The task force also looked at the example of a 4.3-acre vacant parcel in the Columbine Valley golf community near Littleton that would be valued at a half-million dollars if the owner did not hire someone to cut and bale hay on the field behind a retail center and between two residences. The hay cutting has dropped the value enough that the tax bill is $6.85 a year rather than $16,056. . . .

[Pitkin County Assessor Tom] Isaac estimates that of 387 properties with agricultural exemptions in his county, not many more than a dozen are primarily farm and ranch operations. . . .

The crux of the[Land Assessment and Classification] task force's ideas follows what some other states do by taxing land under residences at residential value rather than at the agricultural value of surrounding acres.

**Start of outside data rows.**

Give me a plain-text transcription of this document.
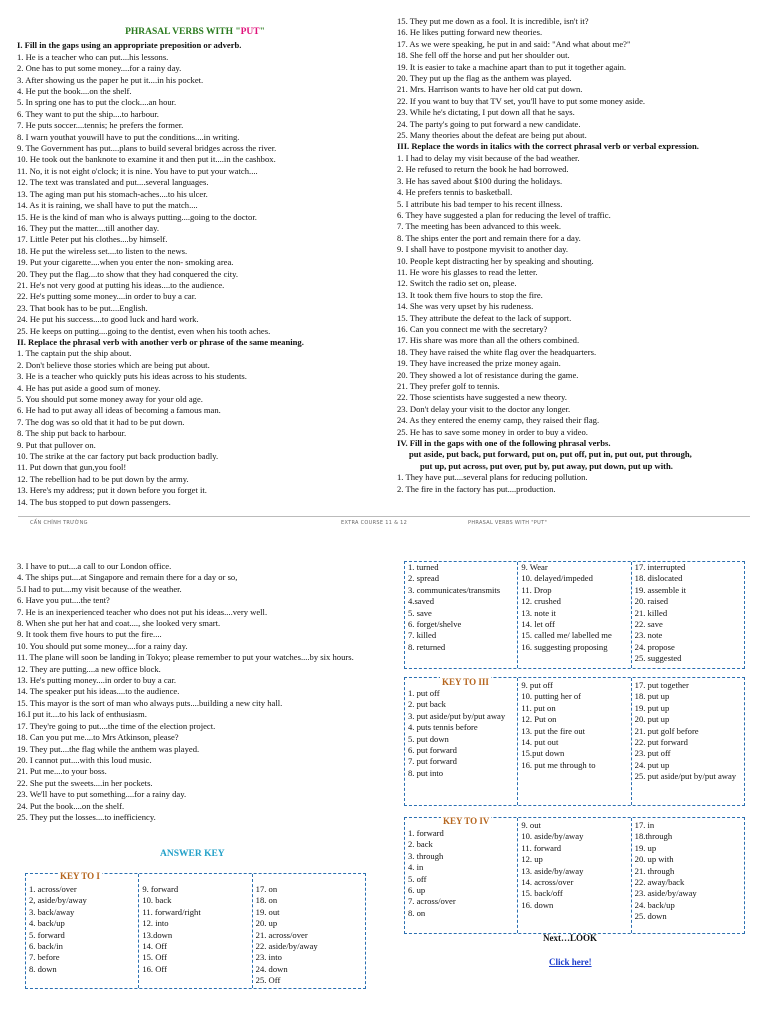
PHRASAL VERBS WITH "PUT"
I. Fill in the gaps using an appropriate preposition or adverb.
1. He is a teacher who can put....his lessons.
2. One has to put some money....for a rainy day.
3. After showing us the paper he put it....in his pocket.
4. He put the book....on the shelf.
5. In spring one has to put the clock....an hour.
6. They want to put the ship....to harbour.
7. He puts soccer....tennis; he prefers the former.
8. I warn youthat youwill have to put the conditions....in writing.
9. The Government has put....plans to build several bridges across the river.
10. He took out the banknote to examine it and then put it....in the cashbox.
11. No, it is not eight o'clock; it is nine. You have to put your watch....
12. The text was translated and put....several languages.
13. The aging man put his stomach-aches....to his ulcer.
14. As it is raining, we shall have to put the match....
15. He is the kind of man who is always putting....going to the doctor.
16. They put the matter....till another day.
17. Little Peter put his clothes....by himself.
18. He put the wireless set....to listen to the news.
19. Put your cigarette....when you enter the non- smoking area.
20. They put the flag....to show that they had conquered the city.
21. He's not very good at putting his ideas....to the audience.
22. He's putting some money....in order to buy a car.
23. That book has to be put....English.
24. He put his success....to good luck and hard work.
25. He keeps on putting....going to the dentist, even when his tooth aches.
II. Replace the phrasal verb with another verb or phrase of the same meaning.
1. The captain put the ship about.
2. Don't believe those stories which are being put about.
3. He is a teacher who quickly puts his ideas across to his students.
4. He has put aside a good sum of money.
5. You should put some money away for your old age.
6. He had to put away all ideas of becoming a famous man.
7. The dog was so old that it had to be put down.
8. The ship put back to harbour.
9. Put that pullover on.
10. The strike at the car factory put back production badly.
11. Put down that gun,you fool!
12. The rebellion had to be put down by the army.
13. Here's my address; put it down before you forget it.
14. The bus stopped to put down passengers.
15. They put me down as a fool. It is incredible, isn't it?
16. He likes putting forward new theories.
17. As we were speaking, he put in and said: "And what about me?"
18. She fell off the horse and put her shoulder out.
19. It is easier to take a machine apart than to put it together again.
20. They put up the flag as the anthem was played.
21. Mrs. Harrison wants to have her old cat put down.
22. If you want to buy that TV set, you'll have to put some money aside.
23. While he's dictating, I put down all that he says.
24. The party's going to put forward a new candidate.
25. Many theories about the defeat are being put about.
III. Replace the words in italics with the correct phrasal verb or verbal expression.
1. I had to delay my visit because of the bad weather.
2. He refused to return the book he had borrowed.
3. He has saved about $100 during the holidays.
4. He prefers tennis to basketball.
5. I attribute his bad temper to his recent illness.
6. They have suggested a plan for reducing the level of traffic.
7. The meeting has been advanced to this week.
8. The ships enter the port and remain there for a day.
9. I shall have to postpone myvisit to another day.
10. People kept distracting her by speaking and shouting.
11. He wore his glasses to read the letter.
12. Switch the radio set on, please.
13. It took them five hours to stop the fire.
14. She was very upset by his rudeness.
15. They attribute the defeat to the lack of support.
16. Can you connect me with the secretary?
17. His share was more than all the others combined.
18. They have raised the white flag over the headquarters.
19. They have increased the prize money again.
20. They showed a lot of resistance during the game.
21. They prefer golf to tennis.
22. Those scientists have suggested a new theory.
23. Don't delay your visit to the doctor any longer.
24. As they entered the enemy camp, they raised their flag.
25. He has to save some money in order to buy a video.
IV. Fill in the gaps with one of the following phrasal verbs.
put aside, put back, put forward, put on, put off, put in, put out, put through,
put up, put across, put over, put by, put away, put down, put up with.
1. They have put....several plans for reducing pollution.
2. The fire in the factory has put....production.
CẤN CHÍNH TRƯỜNG	EXTRA COURSE 11 & 12	PHRASAL VERBS WITH "PUT"
3. I have to put....a call to our London office.
4. The ships put....at Singapore and remain there for a day or so,
5.I had to put....my visit because of the weather.
6. Have you put....the tent?
7. He is an inexperienced teacher who does not put his ideas....very well.
8. When she put her hat and coat...., she looked very smart.
9. It took them five hours to put the fire....
10. You should put some money....for a rainy day.
11. The plane will soon be landing in Tokyo; please remember to put your watches....by six hours.
12. They are putting....a new office block.
13. He's putting money....in order to buy a car.
14. The speaker put his ideas....to the audience.
15. This mayor is the sort of man who always puts....building a new city hall.
16.I put it....to his lack of enthusiasm.
17. They're going to put....the time of the election project.
18. Can you put me....to Mrs Atkinson, please?
19. They put....the flag while the anthem was played.
20. I cannot put....with this loud music.
21. Put me....to your boss.
22. She put the sweets....in her pockets.
23. We'll have to put something....for a rainy day.
24. Put the book....on the shelf.
25. They put the losses....to inefficiency.
ANSWER KEY
1. across/over
2, aside/by/away
3. back/away
4. back/up
5. forward
6. back/in
7. before
8. down
9. forward
10. back
11. forward/right
12. into
13.down
14. Off
15. Off
16. Off
17. on
18. on
19. out
20. up
21. across/over
22. aside/by/away
23. into
24. down
25. Off
KEY TO I
1. turned
2. spread
3. communicates/transmits
4.saved
5. save
6. forget/shelve
7. killed
8. returned
9. Wear
10. delayed/impeded
11. Drop
12. crushed
13. note it
14. let off
15. called me/ labelled me
16. suggesting proposing
17. interrupted
18. dislocated
19. assemble it
20. raised
21. killed
22. save
23. note
24. propose
25. suggested
1. put off
2. put back
3. put aside/put by/put away
4. puts tennis before
5. put down
6. put forward
7. put forward
8. put into
9. put off
10. putting her of
11. put on
12. Put on
13. put the fire out
14. put out
15.put down
16. put me through to
17. put together
18. put up
19. put up
20. put up
21. put golf before
22. put forward
23. put off
24. put up
25. put aside/put by/put away
KEY TO III
1. forward
2. back
3. through
4. in
5. off
6. up
7. across/over
8. on
9. out
10. aside/by/away
11. forward
12. up
13. aside/by/away
14. across/over
15. back/off
16. down
17. in
18.through
19. up
20. up with
21. through
22. away/back
23. aside/by/away
24. back/up
25. down
KEY TO IV
Next…LOOK
Click here!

That would happen only when the residences are not integral to the farming operation.

Terry Fankhauser, executive vice president of the Colorado Cattlemen's Association, said his group will keep an open mind but is opposed to changes that undermine the general premise of the agricultural-classification laws that were created in the acknowledgment that farming and ranching are low-margin businesses. . . .

Douglas County Assessor Teri Cox said she doesn't think the task-force recommendations go far enough. She suggests changes should also include requirements for the duration of time agricultural use must occur to qualify for a reduced-tax designation and for the establishment of agricultural use as a primary purpose on land that gets the tax break.


The state constitutional provision allowing agricultural property to be taxed on production value rather than market value has few express limitations, but also clearly doesn't have to be interpreted as broadly as it has in the cases cited by the task force.

The full 157-page report lays out the case in greater detail.

The report was commissioned by HB 1293 in the 2010 legislative session sponsored by State Representatives Massey, Curry, Labuda, Pommer, Scanlan, Todd, Vigil, Hullinghorst, Merrifield, Middleton and State Senator Whitehead.

The reforms, if adopted, would modestly reduce the property taxes imposed on every other residential property owner in Colorado, because the Gallagher amendment fixes the relative contributions of residential and non-residential property to the statewide property tax base, and this would increase the size of the residential property tax base. The tax cut for other residential property taxpayers statewide would be roughly 8/10th of a percent to 2 percent.

In rural areas that aren't exurbs, the impact of reform would average less than $60 per year per agriculturally classified property with a residence on it. In resort areas, the reform would increase taxes on those properties by $538 to $6,468 dollars each, per year.

The size of the property tax base also affects the size of the state share of the P-12 education budget. Basically, local school districts are required to impose property taxes to pay for schools up to a certain point and the state makes up the difference. In districts where there is major tax evasion via agricultural classification of land that isn't really agricultural, reform would increase the amount of local property taxes collected, and therefore reduce the obligation of the state to top up local property tax collections. But, this effect would be modest, because the affected disticts are small and many already receive the minimum level of state P-12 education support per student.

1 comment:

Anonymous said...

The angst of cash strapped cities and counties beg the question of fairness or unfairness caused by the Gallagher amendment. Beyond fire suppression what burden does a vacant parcel place upon those service providers who tax it? Why then should it, as in the example cited, pay more than $11,000 in taxes when a like value residence would pay slightly more than $3000. The residence clearly places more burdens upon services, but currently pays less than a third of the taxes that would be required of a like valued vacant property. Small wonder that cities eschew acquiring residential properties and opt instead for commercial and industrial development even when there is a clear over supply of such properties. The very nature of urban growth and infill is driven not by any real planning paradigm, but rather the need of Cities to have as much 29% tax property as they can manage.